READ MORE: Chronology of Deep State Assets executed by the US Military (Part XXIV – Anthony Fauci)
Finally, let’s examine the financial model.
In the United States, the cost of Onpattro is around $10,313 for a supply of 5 millilitres, depending on the pharmacy. The annual cost is estimated to be around $451,430 to $677,145 per patient, depending on the patient’s weight.
Inclisiran (Leqvio), an add-on therapy to other LDL-lowering drugs (statins and monoclonal antibodies), is priced at $3,250/dose. I could not find annual cost estimates.
In case you didn’t know this, Medicare is not allowed to negotiate drug prices and all private insurers follow Medicare’s pricing lead paying whatever price is demanded by pharma companies.
Additionally, insurers are NOT interested in lowering the costs of healthcare in general or drugs in particular.

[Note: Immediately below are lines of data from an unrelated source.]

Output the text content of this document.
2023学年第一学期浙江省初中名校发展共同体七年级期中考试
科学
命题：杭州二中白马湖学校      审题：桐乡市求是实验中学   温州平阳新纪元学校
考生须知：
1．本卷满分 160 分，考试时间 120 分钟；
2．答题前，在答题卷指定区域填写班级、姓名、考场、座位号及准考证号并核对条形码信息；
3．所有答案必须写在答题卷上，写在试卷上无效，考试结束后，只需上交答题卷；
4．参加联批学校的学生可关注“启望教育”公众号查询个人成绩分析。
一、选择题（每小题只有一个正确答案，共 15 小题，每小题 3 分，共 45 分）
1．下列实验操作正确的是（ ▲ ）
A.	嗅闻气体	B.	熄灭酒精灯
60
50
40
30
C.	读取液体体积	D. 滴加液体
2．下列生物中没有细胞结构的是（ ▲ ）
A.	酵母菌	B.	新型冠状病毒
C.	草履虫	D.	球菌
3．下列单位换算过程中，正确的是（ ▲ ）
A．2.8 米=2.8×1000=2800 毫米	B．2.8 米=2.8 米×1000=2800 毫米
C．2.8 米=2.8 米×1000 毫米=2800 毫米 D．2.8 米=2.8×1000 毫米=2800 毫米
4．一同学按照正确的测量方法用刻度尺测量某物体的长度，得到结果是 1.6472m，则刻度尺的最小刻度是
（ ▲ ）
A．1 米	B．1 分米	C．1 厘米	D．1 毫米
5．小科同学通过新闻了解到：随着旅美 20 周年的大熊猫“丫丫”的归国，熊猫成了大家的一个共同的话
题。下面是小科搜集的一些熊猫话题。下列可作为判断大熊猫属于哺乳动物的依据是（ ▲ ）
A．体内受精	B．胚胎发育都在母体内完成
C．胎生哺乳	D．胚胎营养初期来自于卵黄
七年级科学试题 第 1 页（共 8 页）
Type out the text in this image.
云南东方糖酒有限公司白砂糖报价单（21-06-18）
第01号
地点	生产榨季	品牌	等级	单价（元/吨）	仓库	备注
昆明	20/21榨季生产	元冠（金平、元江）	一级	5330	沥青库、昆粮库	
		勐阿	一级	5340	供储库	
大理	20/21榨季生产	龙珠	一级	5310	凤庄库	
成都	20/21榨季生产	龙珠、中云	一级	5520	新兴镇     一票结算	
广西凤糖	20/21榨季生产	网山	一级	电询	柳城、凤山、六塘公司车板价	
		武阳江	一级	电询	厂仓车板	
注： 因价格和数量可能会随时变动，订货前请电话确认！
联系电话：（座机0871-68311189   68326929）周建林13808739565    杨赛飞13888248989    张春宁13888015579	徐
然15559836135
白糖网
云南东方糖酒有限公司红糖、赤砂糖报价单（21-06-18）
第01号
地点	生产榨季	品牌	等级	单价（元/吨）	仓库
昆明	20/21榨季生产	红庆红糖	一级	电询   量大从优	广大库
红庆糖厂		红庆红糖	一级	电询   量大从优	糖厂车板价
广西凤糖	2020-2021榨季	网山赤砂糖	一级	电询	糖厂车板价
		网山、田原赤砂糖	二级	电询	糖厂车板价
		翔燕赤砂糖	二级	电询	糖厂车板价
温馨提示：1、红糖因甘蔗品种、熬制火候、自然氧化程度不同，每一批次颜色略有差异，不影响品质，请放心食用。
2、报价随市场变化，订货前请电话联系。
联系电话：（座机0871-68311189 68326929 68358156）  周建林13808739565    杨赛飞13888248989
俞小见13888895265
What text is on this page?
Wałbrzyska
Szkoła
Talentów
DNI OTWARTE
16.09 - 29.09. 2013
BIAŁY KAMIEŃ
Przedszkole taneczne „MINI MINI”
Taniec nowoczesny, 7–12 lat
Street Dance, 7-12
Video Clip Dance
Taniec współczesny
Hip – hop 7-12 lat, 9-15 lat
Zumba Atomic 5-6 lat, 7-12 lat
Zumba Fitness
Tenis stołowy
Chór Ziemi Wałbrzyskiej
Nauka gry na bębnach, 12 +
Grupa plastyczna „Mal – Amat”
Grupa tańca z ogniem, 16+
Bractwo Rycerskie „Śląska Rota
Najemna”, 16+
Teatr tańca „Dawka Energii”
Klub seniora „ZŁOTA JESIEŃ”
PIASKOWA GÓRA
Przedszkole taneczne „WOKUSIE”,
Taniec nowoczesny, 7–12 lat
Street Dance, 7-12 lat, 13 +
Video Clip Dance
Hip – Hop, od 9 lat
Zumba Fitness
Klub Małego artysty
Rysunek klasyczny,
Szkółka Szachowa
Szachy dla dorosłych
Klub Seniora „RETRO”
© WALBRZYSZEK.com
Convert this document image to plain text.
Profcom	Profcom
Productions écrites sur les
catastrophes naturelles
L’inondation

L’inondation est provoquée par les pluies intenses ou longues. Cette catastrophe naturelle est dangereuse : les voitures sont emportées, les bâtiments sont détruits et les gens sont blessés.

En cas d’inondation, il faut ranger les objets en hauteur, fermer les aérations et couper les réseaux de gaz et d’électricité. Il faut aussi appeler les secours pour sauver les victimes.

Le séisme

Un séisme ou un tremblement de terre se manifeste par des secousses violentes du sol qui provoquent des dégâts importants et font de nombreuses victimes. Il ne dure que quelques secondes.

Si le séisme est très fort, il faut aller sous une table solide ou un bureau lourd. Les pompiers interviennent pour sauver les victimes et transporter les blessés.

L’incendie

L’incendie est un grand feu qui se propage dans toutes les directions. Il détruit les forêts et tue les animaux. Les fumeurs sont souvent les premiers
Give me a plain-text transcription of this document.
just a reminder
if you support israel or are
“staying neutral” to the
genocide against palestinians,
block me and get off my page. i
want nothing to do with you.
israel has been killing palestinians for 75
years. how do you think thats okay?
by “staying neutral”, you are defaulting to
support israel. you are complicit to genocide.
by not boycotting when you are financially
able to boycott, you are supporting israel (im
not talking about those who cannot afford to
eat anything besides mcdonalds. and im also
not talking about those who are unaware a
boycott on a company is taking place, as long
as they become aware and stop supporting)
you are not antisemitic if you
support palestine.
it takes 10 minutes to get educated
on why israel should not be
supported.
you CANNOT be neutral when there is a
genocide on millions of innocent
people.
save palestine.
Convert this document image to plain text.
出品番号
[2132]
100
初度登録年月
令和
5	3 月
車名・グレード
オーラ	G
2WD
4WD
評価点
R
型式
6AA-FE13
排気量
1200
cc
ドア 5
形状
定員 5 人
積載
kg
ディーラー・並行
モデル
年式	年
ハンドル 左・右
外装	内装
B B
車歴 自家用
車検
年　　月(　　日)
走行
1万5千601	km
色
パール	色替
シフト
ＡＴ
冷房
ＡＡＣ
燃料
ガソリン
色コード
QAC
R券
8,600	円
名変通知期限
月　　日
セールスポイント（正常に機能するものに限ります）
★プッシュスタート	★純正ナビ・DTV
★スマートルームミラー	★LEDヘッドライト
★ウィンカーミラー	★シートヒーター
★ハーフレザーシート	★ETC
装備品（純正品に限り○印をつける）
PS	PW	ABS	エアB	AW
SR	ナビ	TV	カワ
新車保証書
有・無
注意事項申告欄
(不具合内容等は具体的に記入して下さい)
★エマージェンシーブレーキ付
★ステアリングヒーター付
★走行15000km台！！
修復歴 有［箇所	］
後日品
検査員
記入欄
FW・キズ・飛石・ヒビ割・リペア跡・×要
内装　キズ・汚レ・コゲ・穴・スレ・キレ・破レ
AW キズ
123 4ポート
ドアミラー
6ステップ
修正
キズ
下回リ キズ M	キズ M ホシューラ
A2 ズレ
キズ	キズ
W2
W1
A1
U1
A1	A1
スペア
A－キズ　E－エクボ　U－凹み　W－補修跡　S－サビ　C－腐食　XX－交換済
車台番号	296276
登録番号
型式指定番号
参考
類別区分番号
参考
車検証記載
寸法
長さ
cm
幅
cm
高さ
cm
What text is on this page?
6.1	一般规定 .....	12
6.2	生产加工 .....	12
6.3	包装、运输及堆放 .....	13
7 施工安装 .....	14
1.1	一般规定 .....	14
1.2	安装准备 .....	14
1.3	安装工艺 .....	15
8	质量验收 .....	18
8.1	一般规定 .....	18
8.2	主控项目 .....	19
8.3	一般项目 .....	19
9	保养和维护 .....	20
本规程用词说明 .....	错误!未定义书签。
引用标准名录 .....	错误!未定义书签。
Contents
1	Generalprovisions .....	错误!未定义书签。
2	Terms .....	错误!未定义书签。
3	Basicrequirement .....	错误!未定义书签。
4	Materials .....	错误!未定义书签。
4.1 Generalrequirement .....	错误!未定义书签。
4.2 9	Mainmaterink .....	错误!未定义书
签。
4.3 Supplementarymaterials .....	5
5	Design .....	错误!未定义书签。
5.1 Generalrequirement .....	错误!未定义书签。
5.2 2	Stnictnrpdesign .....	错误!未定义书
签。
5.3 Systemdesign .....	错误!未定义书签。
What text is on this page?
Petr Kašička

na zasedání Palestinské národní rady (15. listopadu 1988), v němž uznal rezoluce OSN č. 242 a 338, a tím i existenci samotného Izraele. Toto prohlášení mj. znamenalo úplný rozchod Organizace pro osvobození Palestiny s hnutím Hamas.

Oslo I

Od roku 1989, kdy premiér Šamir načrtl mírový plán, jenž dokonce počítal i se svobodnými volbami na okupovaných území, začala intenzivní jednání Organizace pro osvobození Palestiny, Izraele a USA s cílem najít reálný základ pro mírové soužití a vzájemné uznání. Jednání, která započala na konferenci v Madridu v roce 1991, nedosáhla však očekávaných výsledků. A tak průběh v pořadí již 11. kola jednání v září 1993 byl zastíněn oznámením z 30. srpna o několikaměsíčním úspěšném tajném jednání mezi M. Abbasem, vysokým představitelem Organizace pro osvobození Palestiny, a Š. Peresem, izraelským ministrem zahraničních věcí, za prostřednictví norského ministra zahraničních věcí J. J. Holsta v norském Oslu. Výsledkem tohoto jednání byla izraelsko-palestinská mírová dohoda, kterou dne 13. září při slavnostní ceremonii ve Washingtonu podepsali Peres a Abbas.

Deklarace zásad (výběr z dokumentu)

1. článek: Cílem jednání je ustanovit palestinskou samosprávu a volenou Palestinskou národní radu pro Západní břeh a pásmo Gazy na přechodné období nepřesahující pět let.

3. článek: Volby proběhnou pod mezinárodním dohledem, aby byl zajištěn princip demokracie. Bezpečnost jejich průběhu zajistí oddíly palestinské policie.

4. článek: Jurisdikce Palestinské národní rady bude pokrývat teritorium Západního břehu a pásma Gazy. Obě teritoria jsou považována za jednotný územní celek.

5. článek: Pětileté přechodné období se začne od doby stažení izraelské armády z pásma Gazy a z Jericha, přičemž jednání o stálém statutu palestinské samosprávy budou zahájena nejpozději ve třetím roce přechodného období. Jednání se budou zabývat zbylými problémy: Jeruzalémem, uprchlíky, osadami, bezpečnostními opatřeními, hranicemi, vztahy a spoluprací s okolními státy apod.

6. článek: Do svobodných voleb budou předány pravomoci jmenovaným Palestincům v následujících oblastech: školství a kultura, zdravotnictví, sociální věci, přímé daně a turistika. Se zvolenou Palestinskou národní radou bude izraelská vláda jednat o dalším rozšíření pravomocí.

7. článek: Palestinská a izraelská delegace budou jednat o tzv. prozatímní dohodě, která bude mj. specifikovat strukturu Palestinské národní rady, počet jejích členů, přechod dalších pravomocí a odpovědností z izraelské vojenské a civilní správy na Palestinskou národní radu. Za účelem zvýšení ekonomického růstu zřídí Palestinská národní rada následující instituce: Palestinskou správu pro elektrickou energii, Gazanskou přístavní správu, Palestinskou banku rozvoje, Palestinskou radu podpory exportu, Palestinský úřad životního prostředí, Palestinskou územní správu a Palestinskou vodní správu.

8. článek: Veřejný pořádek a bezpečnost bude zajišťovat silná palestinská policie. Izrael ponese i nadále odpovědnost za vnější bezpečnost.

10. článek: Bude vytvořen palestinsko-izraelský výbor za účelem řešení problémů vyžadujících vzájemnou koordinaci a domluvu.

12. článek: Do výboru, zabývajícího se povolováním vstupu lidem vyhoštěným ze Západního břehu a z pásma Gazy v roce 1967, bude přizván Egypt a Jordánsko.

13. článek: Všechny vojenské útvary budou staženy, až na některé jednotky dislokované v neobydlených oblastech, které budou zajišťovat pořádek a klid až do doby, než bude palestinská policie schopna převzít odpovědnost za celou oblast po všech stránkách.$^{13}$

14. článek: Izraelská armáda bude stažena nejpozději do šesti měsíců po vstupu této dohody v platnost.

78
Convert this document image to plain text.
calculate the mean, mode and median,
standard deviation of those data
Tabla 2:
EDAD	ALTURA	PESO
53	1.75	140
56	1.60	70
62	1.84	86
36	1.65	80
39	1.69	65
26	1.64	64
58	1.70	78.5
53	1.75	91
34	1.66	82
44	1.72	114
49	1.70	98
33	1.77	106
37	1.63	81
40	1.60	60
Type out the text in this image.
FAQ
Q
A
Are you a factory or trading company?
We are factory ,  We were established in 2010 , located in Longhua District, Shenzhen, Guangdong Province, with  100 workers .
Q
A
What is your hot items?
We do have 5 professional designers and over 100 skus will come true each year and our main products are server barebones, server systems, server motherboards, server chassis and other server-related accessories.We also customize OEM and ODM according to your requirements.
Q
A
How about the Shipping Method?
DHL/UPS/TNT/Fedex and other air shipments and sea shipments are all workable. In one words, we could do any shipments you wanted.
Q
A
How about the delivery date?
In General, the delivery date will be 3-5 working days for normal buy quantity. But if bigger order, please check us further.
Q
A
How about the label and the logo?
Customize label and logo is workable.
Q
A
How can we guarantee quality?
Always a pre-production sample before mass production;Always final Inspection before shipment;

That is because their business model is based on charging a “premium,” which is dependent on the prior years’ cost increases.
The more costs increase, the higher the “premium,” and thus profit.
Finally, your doctor is also not interested in treating you with cheap generic medicines or things that make no profit at all, like lifestyle and diet changes.
That is because the “physician charge” component for generics is zilch, while a $600,000/year treatment will have a pretty hefty allowance in the physician’s bill for the in-office infusion. Yes, they are all in on it.